Estrogen is responsible for the start of breast growth. As a girl begins puberty, the ovaries release a flood of estrogen. Estrogen causes fat to accumulate and stimulates breast growth. Together with other hormones, estrogen fuels breast development. Your genes play a major role in determining when puberty and breast growth will start and how it progresses.
The first sign of breast development is slight swelling under the nipple, a stage of development called breast buds. As your breasts first start to grow, they can be very tender and sore. They may also itch as your skin gets stretched. Buying a first bra can help protect new breast growth and minimize pain. If the breasts grow rapidly, stretch marks may occur in the skin. These will fade over time.
The breasts will continue to grow as the girl’s body fat increases during puberty. They become rounder and fuller. The areola (the area around the nipple) may get darker and larger and the nipple may become erect, or stick out.
It’s common for one breast to develop faster than the other. Over time it should even out, however many adult women find their breasts differ very slightly in size. This is completely normal.
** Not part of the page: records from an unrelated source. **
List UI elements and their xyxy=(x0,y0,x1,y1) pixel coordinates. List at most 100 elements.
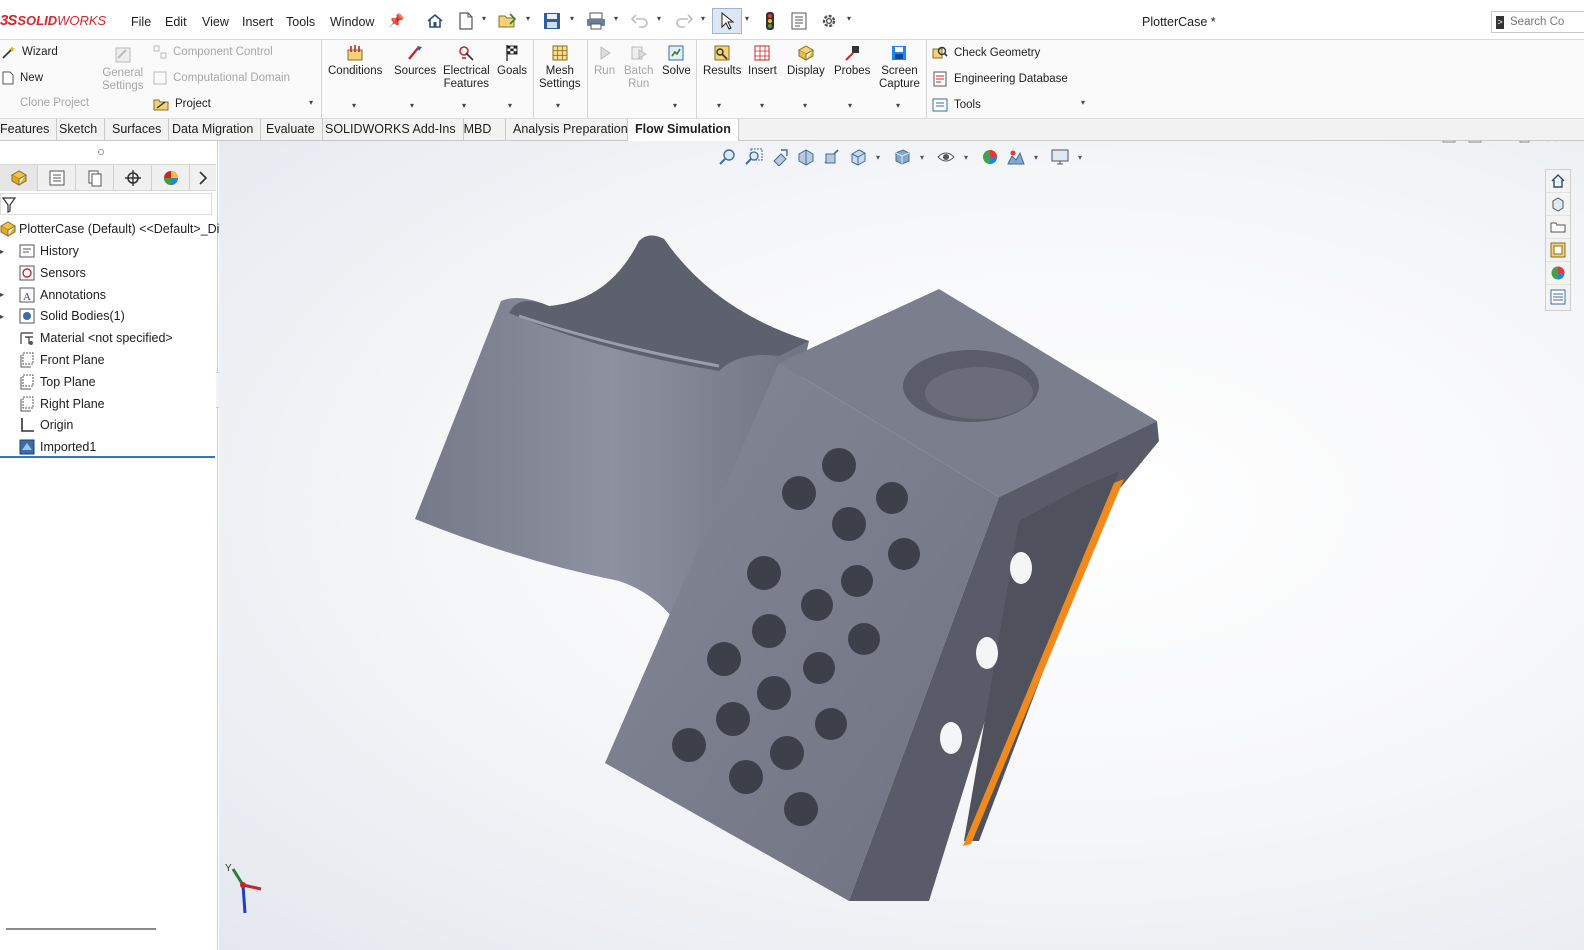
tree-item-material-not-specified[interactable]: Material <not specified> xyxy=(0,327,173,349)
tab-surfaces[interactable]: Surfaces xyxy=(105,119,170,141)
batch-run-button[interactable]: Batch Run xyxy=(624,44,653,91)
menu-file[interactable]: File xyxy=(131,15,151,29)
tab-data-migration[interactable]: Data Migration xyxy=(165,119,262,141)
menu-insert[interactable]: Insert xyxy=(242,15,273,29)
electrical-features-button[interactable]: Electrical Features xyxy=(443,44,490,91)
panel-grip-icon[interactable] xyxy=(98,149,104,155)
home-icon[interactable] xyxy=(424,10,446,32)
tree-item-solid-bodies-1[interactable]: ▸ Solid Bodies(1) xyxy=(0,305,125,327)
tab-evaluate[interactable]: Evaluate xyxy=(259,119,323,141)
probes-button[interactable]: Probes xyxy=(834,44,870,78)
file-properties-icon[interactable] xyxy=(788,10,810,32)
screen-capture-button[interactable]: Screen Capture xyxy=(879,44,920,91)
tab-mbd[interactable]: MBD xyxy=(450,119,506,141)
tree-root-part[interactable]: PlotterCase (Default) <<Default>_Disp xyxy=(0,218,233,240)
computational-domain-button[interactable]: Computational Domain xyxy=(153,71,290,85)
tree-item-sensors[interactable]: Sensors xyxy=(0,262,86,284)
insert-button[interactable]: Insert xyxy=(748,44,777,78)
display-dropdown-icon[interactable]: ▾ xyxy=(803,101,807,110)
results-dropdown-icon[interactable]: ▾ xyxy=(717,101,721,110)
options-icon[interactable] xyxy=(818,10,840,32)
new-document-icon[interactable] xyxy=(455,10,477,32)
pin-icon[interactable]: 📌 xyxy=(388,13,404,29)
display-button[interactable]: Display xyxy=(787,44,825,78)
graphics-area[interactable]: ▾ ▾ ▾ ▾ ▾ Y xyxy=(219,141,1584,950)
redo-icon[interactable] xyxy=(673,10,695,32)
tree-filter-field[interactable] xyxy=(0,193,212,215)
insert-dropdown-icon[interactable]: ▾ xyxy=(760,101,764,110)
electrical-features-dropdown-icon[interactable]: ▾ xyxy=(462,101,466,110)
displaymanager-tab[interactable] xyxy=(152,165,190,191)
menu-window[interactable]: Window xyxy=(330,15,374,29)
open-icon[interactable] xyxy=(497,10,519,32)
print-dropdown-icon[interactable]: ▾ xyxy=(614,14,618,23)
select-icon[interactable] xyxy=(712,8,742,34)
wizard-button[interactable]: Wizard xyxy=(2,45,58,59)
flow-tools-button[interactable]: Tools xyxy=(932,97,981,113)
tab-solidworks-add-ins[interactable]: SOLIDWORKS Add-Ins xyxy=(318,119,464,141)
mesh-settings-dropdown-icon[interactable]: ▾ xyxy=(556,101,560,110)
expand-arrow-icon[interactable]: ▸ xyxy=(0,247,8,256)
tree-item-right-plane[interactable]: Right Plane xyxy=(0,393,105,415)
project-dropdown-icon[interactable]: ▾ xyxy=(309,98,313,107)
results-button[interactable]: Results xyxy=(703,44,741,78)
conditions-dropdown-icon[interactable]: ▾ xyxy=(352,101,356,110)
tab-sketch[interactable]: Sketch xyxy=(52,119,106,141)
tree-item-top-plane[interactable]: Top Plane xyxy=(0,371,96,393)
horizontal-scrollbar[interactable] xyxy=(6,928,156,930)
tab-analysis-preparation[interactable]: Analysis Preparation xyxy=(506,119,636,141)
undo-dropdown-icon[interactable]: ▾ xyxy=(657,14,661,23)
new-project-button[interactable]: New xyxy=(2,71,43,85)
menu-edit[interactable]: Edit xyxy=(165,15,187,29)
component-control-button[interactable]: Component Control xyxy=(153,45,273,59)
options-dropdown-icon[interactable]: ▾ xyxy=(847,14,851,23)
tree-item-history[interactable]: ▸ History xyxy=(0,240,79,262)
save-dropdown-icon[interactable]: ▾ xyxy=(570,14,574,23)
configurationmanager-tab[interactable] xyxy=(76,165,114,191)
dimxpertmanager-tab[interactable] xyxy=(114,165,152,191)
rebuild-icon[interactable] xyxy=(759,10,781,32)
expand-arrow-icon[interactable]: ▸ xyxy=(0,290,8,299)
clone-project-button[interactable]: Clone Project xyxy=(20,97,89,109)
general-settings-button[interactable]: General Settings xyxy=(102,46,144,93)
search-input[interactable] xyxy=(1510,16,1584,28)
featuremanager-tab[interactable] xyxy=(0,165,38,191)
project-button[interactable]: Project xyxy=(153,97,211,111)
more-tabs-chevron-icon[interactable] xyxy=(190,165,216,191)
tab-flow-simulation[interactable]: Flow Simulation xyxy=(627,119,739,142)
print-icon[interactable] xyxy=(585,10,607,32)
solve-dropdown-icon[interactable]: ▾ xyxy=(673,101,677,110)
search-box[interactable]: > xyxy=(1491,11,1584,33)
sources-dropdown-icon[interactable]: ▾ xyxy=(410,101,414,110)
solidworks-logo[interactable]: 3S SOLID WORKS xyxy=(0,11,106,29)
new-dropdown-icon[interactable]: ▾ xyxy=(482,14,486,23)
screen-capture-dropdown-icon[interactable]: ▾ xyxy=(896,101,900,110)
tools-dropdown-icon[interactable]: ▾ xyxy=(1081,98,1085,107)
check-geometry-button[interactable]: Check Geometry xyxy=(932,45,1040,61)
expand-arrow-icon[interactable]: ▸ xyxy=(0,312,8,321)
tree-item-annotations[interactable]: ▸ A Annotations xyxy=(0,284,106,306)
select-dropdown-icon[interactable]: ▾ xyxy=(745,14,749,23)
menu-tools[interactable]: Tools xyxy=(286,15,315,29)
probes-dropdown-icon[interactable]: ▾ xyxy=(848,101,852,110)
tree-item-origin[interactable]: Origin xyxy=(0,414,73,436)
goals-dropdown-icon[interactable]: ▾ xyxy=(508,101,512,110)
mesh-settings-button[interactable]: Mesh Settings xyxy=(539,44,581,91)
redo-dropdown-icon[interactable]: ▾ xyxy=(701,14,705,23)
tab-features[interactable]: Features xyxy=(0,119,58,141)
solve-button[interactable]: Solve xyxy=(662,44,691,78)
rollback-bar[interactable] xyxy=(0,456,215,458)
menu-view[interactable]: View xyxy=(202,15,229,29)
plotter-case-model[interactable] xyxy=(219,141,1584,950)
tree-item-imported1[interactable]: Imported1 xyxy=(0,436,96,458)
engineering-database-button[interactable]: Engineering Database xyxy=(932,71,1068,87)
goals-button[interactable]: Goals xyxy=(497,44,527,78)
conditions-button[interactable]: Conditions xyxy=(328,44,382,78)
undo-icon[interactable] xyxy=(629,10,651,32)
propertymanager-tab[interactable] xyxy=(38,165,76,191)
sources-button[interactable]: Sources xyxy=(394,44,436,78)
open-dropdown-icon[interactable]: ▾ xyxy=(526,14,530,23)
tree-item-front-plane[interactable]: Front Plane xyxy=(0,349,105,371)
save-icon[interactable] xyxy=(541,10,563,32)
run-button[interactable]: Run xyxy=(594,44,615,78)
Stage 1 – Preteen. Only the tip of the nipple is raised.
Stage 2 – Buds appear, and breast and nipple are raised. The dark area of skin around the nipple (the areola) gets larger.
Stage 3 – Breasts are slightly larger, with glandular breast tissue present.
Stage 4 – The areola and nipple become raised and form a second mound above the rest of the breast.
Stage 5 – Mature adult breast. The breast becomes rounded and only the nipple is raised.
Many healthcare providers believe the breasts are not fully mature until a woman has given birth and made milk. Breast changes are one of the earliest signs of pregnancy. This is a result of the hormone progesterone. In addition, the dark areas of skin around the nipples (the areolas) begin to swell. This is followed by the rapid swelling of the breasts themselves. Most pregnant women feel soreness down the sides of the breasts, and nipple tingling or soreness. This is because of the growth of the milk duct system and the formation of many more lobules.
By the fifth or sixth month of pregnancy, the breasts are fully capable of producing milk. As in puberty, estrogen controls the growth of the ducts, and progesterone controls the growth of the glandular buds. Many other hormones also play vital roles in milk production. These include follicle-stimulating hormone (FSH), luteinizing hormone (LH), prolactin, oxytocin, and human placental lactogen (HPL).
Other physical changes happen as well. These include the blood vessels in the breast becoming more visible and the areola getting larger and darker. All of these changes are in preparation for breastfeeding the baby after birth.
Each month, women have hormone changes that make up the normal menstrual cycle. Estrogen is made by the ovaries in the first half of the menstrual cycle. It stimulates the growth of milk ducts in the breasts. The increasing level of estrogen leads to ovulation halfway through the cycle. In the second half of the cycle, the hormone progesterone takes over. It stimulates the formation of the milk glands. These hormones are believed to be responsible for the cyclical changes that many women have in their breasts just before menstruation. These include swelling, pain, and soreness.